As I lay in bed, freshly departed from my virginity, I recalled saying I would not have sex before marriage. It wasn’t a pact between best friends or a vow to my parents; I had made this covenant with God, and I had broken it. Instantly, I felt bare. I needed to hide like Adam and Eve when God discovered they had eaten the apple. Only hours before, I felt empowered. Now, I was swimming in disappointment.

Worst of all, I was too ashamed to tell anyone: not my pot-smoking roommate, not my boyfriend and certainly not my Baptist parents.

A Promise to God
The night of that promise, so many years before, I was attending a fiery Wednesday night revival at my family’s church in the mountains of North Carolina. Listening to the preacher rail against teenagers experimenting with S-E-X in the backseats of cars filled me with dread and embarrassment.

What was this S-E-X anyway? How did it work? These were questions I had never been able to ask my mom. S-E-X was just not discussed in my household. When the pastor invited all the youth to the altar to stand with their parents, I followed. In front of my family and the entire church, I promised God I would remain chaste until marriage.

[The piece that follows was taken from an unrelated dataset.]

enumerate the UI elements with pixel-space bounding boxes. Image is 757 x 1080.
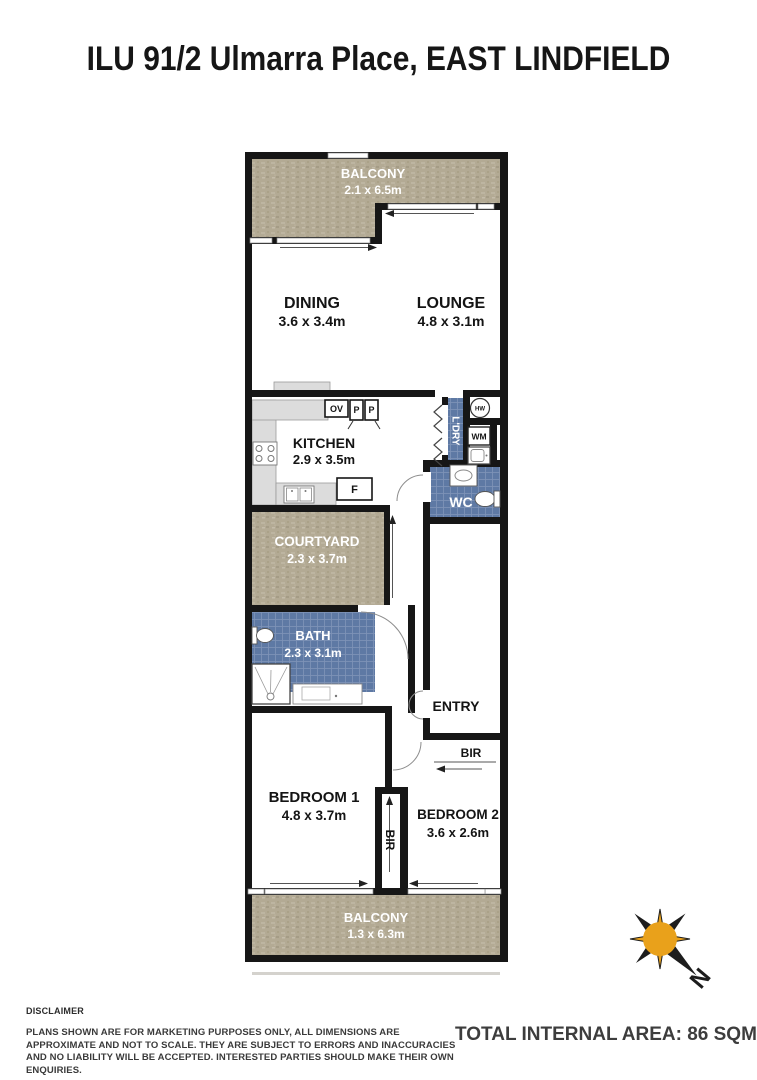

Through high school, I took that promise seriously—it wasn’t that hard, frankly, since my parents didn’t allow me to date too much. We never talked about it, as if they simply expected me to keep that promise, despite the fact that I was maturing. After all, they’d raised me “right,” in the church, and taught me right from wrong. Shouldn’t that be enough to get me through my teenage years?
Well, no.

Listening to the preacher rail against teenagers experimenting with S-E-X in the backseats of cars filled me with dread and embarrassment.

Facing Reality
As I let the reality of my broken promise sink in, I began to question my spiritual future. If I’d broken a promise to God, didn’t that mean I had lied? What happens to God-liars? What happens to people who break God’s big rules?

Those questions came to me in the middle of midterm exams and on fall walks home to my apartment. They shadowed my serious relationships. That didn’t mean I stopped having pre-marital sex—that apple had been tasted—but I knew it was a sin. I kept my inner conflict locked away until shortly before my marriage. That was when I decided I needed to chat with the one being who already knew my secret: God.

New Promises
In my fear of God’s judgment, I realized that I had forgotten His love and forgiveness. During one communion at our church, I knelt and pleaded to God for forgiveness and to help me lead a better life.

Then and there, I promised myself that I would fully explain sexuality to my child someday, and that I would teach my daughter to make sound and responsible choices in her relationships, including waiting to have sex until she truly loves the one she’s with. I just don’t want her to ever feel afraid to talk to me about it.

I say this now in her toddlerhood, hoping I have the fortitude to see it through—which is why I knelt that communion day and spoke a prayer from my Baptist youth: God, give me the understanding to walk the way you would have me walk.

I believe I felt some deliverance that day. A burden was lifted from me. It felt too easy, I must admit, like I just stepped off death row. I realized that day at communion that I had to rely on God, had to trust him more in the important decisions of my life.  Promises aren’t really one-sided, after all.

At our wedding, the pastor reminded my husband and me of that as he asked our relatives to guide us in our marriage; to remind us of our vows. So instead of me making promises to God, I also needed to look to God for help in keeping that covenant.

Seven years ago in October, I made another covenant with God, a joint promise, and one I plan to keep: to love, honor and respect my husband. And we sealed it with this scripture from 1 John 3: 1-3: “Behold, what manner of love the Father hath bestowed upon us that we should be called the sons of God: therefore the world knoweth us not because it knew him not. Beloved, now are we the sons of God, and it doth not yet appear what we shall be, but we know that when he shall appear we shall be like him for we shall see him as he is.”